(b. ca. 1743, Paris, d. 1808, St. Petersburg)
French painter. He was a student at the Académie de St Luc, Paris, where he trained as a miniature painter. In 1776 he was appointed Peintre de la Reine to Marie-Antoinette. He was approved (agréé) by the Académie Royale in 1786 and received (reçu) as a full member in 1788, presenting two portraits of Academicians, the sculptor Charles-Antoine Bridan (Paris, Ecole Normale Supérieur des Beaux-Arts) and the painter Louis Lagrenée I (Versailles, Château). He exhibited a Self-portrait (St. Petersburg, Hermitage) at the Salon of 1786, showing himself relaxed and confident at the centre of his studio, flanked by two canvases, which are being admired by his two daughters.
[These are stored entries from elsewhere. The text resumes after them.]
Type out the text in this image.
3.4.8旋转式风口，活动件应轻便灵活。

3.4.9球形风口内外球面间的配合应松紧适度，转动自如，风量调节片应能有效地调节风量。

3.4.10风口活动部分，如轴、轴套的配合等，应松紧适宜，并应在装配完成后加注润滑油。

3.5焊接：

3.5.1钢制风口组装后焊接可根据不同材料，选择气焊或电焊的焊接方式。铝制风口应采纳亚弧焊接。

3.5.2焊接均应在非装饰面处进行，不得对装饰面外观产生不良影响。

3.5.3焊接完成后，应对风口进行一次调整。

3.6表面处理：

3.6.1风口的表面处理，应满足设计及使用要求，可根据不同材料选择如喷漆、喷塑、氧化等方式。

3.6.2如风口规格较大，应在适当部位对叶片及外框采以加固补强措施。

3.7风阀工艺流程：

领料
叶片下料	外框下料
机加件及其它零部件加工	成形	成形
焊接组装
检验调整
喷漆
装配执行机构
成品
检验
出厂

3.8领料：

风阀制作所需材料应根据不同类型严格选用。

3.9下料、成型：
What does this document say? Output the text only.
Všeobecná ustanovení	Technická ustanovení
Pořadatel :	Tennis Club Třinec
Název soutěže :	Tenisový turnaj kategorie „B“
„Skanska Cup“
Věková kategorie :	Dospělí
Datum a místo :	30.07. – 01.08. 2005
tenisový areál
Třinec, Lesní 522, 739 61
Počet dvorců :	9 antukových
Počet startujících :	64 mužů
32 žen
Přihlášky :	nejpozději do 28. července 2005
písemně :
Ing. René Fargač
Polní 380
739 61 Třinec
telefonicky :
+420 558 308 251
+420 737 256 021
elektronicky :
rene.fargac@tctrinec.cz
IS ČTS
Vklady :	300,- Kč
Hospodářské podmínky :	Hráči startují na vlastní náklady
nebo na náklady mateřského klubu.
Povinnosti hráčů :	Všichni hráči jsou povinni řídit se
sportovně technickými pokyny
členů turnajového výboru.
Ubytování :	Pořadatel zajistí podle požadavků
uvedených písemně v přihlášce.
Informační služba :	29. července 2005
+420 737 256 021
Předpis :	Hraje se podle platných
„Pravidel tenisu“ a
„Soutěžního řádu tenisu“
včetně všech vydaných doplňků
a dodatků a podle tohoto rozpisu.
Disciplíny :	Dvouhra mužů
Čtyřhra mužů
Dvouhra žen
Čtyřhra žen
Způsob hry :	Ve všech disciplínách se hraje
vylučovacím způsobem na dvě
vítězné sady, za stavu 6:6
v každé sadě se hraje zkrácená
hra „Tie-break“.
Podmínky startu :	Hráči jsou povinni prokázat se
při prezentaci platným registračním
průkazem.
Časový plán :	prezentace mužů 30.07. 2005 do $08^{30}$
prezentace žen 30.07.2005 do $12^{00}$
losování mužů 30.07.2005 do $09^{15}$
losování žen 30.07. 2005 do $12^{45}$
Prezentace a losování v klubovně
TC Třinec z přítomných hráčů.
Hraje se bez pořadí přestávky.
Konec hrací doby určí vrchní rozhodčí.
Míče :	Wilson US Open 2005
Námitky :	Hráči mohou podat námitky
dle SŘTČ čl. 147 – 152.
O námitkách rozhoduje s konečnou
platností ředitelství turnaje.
After the outbreak of the French Revolution, Mosnier fled to London in 1790 and exhibited at the Royal Academy from 1791 to 1796. His English portraits make some concession to current English taste. From London Mosnier went to Hamburg, where he stayed four years, and then, in 1801, to St Petersburg, a favourite destination for French émigré artists. A potential rival, Elisabeth Vigée-Lebrun, left the city later that year, and Mosnier assumed an influential position. In 1802 he was accepted into the St Petersburg Academy, and he was made a professor there in 1806. His portrait sitters included the imperial family (e.g. The Empress Elizabeth, Wife of Alexander I, as a Girl, private collection). This charming and delicate three-quarter-length portrait has the Empress wearing a white Empire dress, with her profile seen in a mirror on the left.
Mosnier was a versatile and prolific portrait painter, capable of modifying his style in accordance with changed geographical circumstances, and using his skill as a trained miniaturist to good effect in his highly polished and detailed full-size portraits.